Another bad habit that stems from procrastination has to do with our sleep. Putting things off for too long sometimes leads to pulling an all-nighter to get everything done in time. This leaves you feeling drained the next day, and you’re not able to enjoy the feeling of accomplishment that comes with completing a task. I’ve had to pull my fair share of all-nighters to finish papers and it’s not nearly as gratifying as it could be if I were more present and alert.
Procrastination can also create a nasty habit of justification. It’s very easy to convince yourself that you’ll someday get around to doing all the things you want to do. There is a book I’ve been meaning to read since college, but instead of going to the library and doing so, I’ve chosen to read books that weren’t even previously on my list. I keep telling myself that I’ll read this book eventually, but seeing how it’s been several years already, things aren’t looking too great.
Too Much to Do
When you’re prone to procrastination, you tend to waste a lot of time doing things you don’t really need to do. Yet, these are tasks you’ve somehow convinced yourself are necessary and vital to your success.

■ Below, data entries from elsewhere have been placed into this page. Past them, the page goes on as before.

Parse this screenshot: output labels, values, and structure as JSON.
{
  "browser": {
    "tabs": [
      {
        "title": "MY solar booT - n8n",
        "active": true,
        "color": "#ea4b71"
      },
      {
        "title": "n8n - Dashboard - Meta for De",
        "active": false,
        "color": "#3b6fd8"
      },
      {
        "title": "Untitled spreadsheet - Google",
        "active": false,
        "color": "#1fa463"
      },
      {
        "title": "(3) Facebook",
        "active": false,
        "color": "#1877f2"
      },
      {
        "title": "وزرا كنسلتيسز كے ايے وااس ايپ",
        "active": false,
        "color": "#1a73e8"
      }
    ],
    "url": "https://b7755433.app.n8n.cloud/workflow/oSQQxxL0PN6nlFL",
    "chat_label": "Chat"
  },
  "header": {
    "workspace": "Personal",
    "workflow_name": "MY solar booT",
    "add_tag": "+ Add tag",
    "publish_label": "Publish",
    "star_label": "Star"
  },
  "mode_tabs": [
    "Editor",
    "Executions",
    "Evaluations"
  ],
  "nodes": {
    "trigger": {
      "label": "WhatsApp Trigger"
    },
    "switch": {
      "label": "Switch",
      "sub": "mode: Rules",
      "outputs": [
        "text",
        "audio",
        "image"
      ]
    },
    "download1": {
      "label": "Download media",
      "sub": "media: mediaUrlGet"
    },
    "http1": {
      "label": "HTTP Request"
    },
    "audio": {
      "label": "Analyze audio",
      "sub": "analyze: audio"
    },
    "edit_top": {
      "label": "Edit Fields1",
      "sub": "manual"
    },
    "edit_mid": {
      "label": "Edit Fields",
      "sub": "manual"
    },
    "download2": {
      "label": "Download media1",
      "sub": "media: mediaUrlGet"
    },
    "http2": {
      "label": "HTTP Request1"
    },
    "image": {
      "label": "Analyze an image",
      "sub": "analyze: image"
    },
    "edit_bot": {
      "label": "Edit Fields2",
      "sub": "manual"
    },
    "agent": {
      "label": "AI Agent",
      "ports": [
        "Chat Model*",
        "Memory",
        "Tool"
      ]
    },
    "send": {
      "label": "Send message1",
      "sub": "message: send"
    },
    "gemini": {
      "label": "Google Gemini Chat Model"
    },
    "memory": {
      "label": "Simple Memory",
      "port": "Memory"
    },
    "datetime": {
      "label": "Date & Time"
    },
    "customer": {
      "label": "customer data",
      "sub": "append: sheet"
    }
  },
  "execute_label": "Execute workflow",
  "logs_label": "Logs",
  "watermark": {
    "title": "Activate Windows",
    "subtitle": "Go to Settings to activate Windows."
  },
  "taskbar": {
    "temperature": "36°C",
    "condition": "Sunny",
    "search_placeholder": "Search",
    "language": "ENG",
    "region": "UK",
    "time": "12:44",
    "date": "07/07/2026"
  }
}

You spend tons of time focusing on these non-critical tasks, then rush through the critical tasks. Depending on how well you handle pressure and stress, you may thrive or you may be overwhelmed.
Many times, procrastination results in the starting of multiple projects at the same time. Many of these projects won’t be finished for months, if not years, simply because they didn’t need to be started in the first place. Some people view these unfinished projects as not following through, but sometimes it’s simply a case of avoidance resulting in tasks that don’t need to be finished.
Procrastination Can Be Tough
Not everyone struggles with procrastination, and not every procrastinator suffers negative consequences because of it. It can be a useful tool for those who know how to harness it. If you’re able to distract yourself with positive things and do well under pressure, more power to you. However, if you’re inclined to pursue negative distractions and break down under pressure, perhaps it’s time to kick it to the curb.